Anderson openly battled Channel 8 management. Schodowski was quoted as saying: "[S]tation management lived in daily fear as to what he might say or do on the air, because he was live." In spite of his solid ratings and profitablilty, they worried that Ghoulardi was testing too many television boundaries too quickly, and tried to rein in the character. Anderson responded by, among other things, detonating plastic action figures and plastic model cars with firecrackers and small explosives sent in by viewers, on air, once nearly setting the studio on fire. (“Cool it with the boom-booms.”)
Induced by Tim Conway, who had already left town, and greater career promise, Anderson retired Ghoulardi in 1966 and moved to Los Angeles, California.
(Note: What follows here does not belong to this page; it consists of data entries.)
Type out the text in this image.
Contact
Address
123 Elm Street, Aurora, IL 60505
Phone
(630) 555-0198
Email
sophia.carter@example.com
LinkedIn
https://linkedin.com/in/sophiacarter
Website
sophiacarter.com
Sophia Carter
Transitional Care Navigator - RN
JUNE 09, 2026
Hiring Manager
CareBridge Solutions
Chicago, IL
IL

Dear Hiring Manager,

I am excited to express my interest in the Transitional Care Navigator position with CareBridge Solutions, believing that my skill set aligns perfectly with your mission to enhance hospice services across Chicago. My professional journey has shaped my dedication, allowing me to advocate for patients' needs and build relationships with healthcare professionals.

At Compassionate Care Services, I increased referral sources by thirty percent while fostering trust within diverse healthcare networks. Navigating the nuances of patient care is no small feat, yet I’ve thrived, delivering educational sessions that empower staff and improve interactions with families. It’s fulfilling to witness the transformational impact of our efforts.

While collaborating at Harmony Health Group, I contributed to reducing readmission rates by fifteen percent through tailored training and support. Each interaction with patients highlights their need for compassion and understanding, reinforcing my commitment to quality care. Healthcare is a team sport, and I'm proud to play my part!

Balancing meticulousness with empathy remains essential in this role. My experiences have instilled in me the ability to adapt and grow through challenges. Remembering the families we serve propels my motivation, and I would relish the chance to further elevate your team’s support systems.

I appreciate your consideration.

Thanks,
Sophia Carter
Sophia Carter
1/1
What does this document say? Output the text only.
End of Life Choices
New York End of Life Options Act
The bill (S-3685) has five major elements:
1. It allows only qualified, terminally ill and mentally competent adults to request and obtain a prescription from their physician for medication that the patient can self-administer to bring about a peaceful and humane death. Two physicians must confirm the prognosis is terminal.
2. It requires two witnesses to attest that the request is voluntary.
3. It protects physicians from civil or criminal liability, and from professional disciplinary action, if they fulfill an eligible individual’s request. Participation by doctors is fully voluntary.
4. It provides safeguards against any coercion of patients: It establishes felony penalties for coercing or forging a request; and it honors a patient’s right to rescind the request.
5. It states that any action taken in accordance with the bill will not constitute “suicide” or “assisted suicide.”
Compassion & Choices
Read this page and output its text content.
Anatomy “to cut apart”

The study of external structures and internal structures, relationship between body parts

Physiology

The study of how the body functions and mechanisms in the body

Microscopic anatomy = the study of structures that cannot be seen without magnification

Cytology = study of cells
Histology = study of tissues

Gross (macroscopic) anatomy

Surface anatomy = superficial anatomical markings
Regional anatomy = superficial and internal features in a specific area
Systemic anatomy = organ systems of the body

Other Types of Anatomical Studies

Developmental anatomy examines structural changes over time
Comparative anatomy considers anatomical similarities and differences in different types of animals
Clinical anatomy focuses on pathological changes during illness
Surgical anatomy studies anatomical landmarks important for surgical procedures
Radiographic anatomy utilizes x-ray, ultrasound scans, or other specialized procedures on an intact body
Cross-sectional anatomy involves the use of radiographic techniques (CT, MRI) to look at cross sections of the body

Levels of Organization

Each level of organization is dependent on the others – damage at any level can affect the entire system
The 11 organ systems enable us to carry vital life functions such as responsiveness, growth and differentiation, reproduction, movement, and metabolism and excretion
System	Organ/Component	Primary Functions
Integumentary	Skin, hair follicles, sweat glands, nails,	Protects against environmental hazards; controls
His plan was to act in film and television. Instead, he made a successful career in voice-over work, most prominently as the main voice for the ABC TV network ("the Lu-u-uhv Boat") during the 1970s and 1980s.
More than 40 years after Ghoulardi signed off, his legacy endures: Clevelanders still associate polka music, white socks, and pink plastic flamingo and yard globe lawn ornaments with Parma, Ohio.
In the mid-1960s, Ghoulardi's irreverance overtook the rarefied Severance Hall. Cleveland Orchestra conductor George Szell introduced one of his musicians as being from Parma, Ohio. According to Tim Conway, the concertgoing audience replied: "Par-ma?!"
As a tribute, jazz organist Jimmy McGriff wrote, recorded and released his song "Turn Blue."
In 1971 Sweed appeared on WKBF-TV, borrowing the "Ghoulardi" character traits and costume with Anderson’s blessing, but changed the movie host's name to “The Ghoul,” to not misappropriate the "Ghoulardi" name.
Channel 8’s Bob Wells (“Hoolihan the Weatherman”) and “Big Chuck” Schodowski took over Ghoulardi’s Friday night movie time slot as “Hoolihan and Big Chuck,” becoming Anderson’s tamer but familiar successors. Schodowski's show continued on WJW, with co-host "Li'l John" Rinaldi from 1979 onward, until July 2007.
Cleveland native Drew Carey has paid tribute to Ghoulardi in his television sitcom (Carey can often be seen wearing a Ghoulardi T-shirt). In his endorsement of the biography, Ghoulardi: Inside Cleveland TV’s Wildest Ride, cited below, Carey was quoted as saying "Absolutely, big time, Ghoulardi was an influence on me."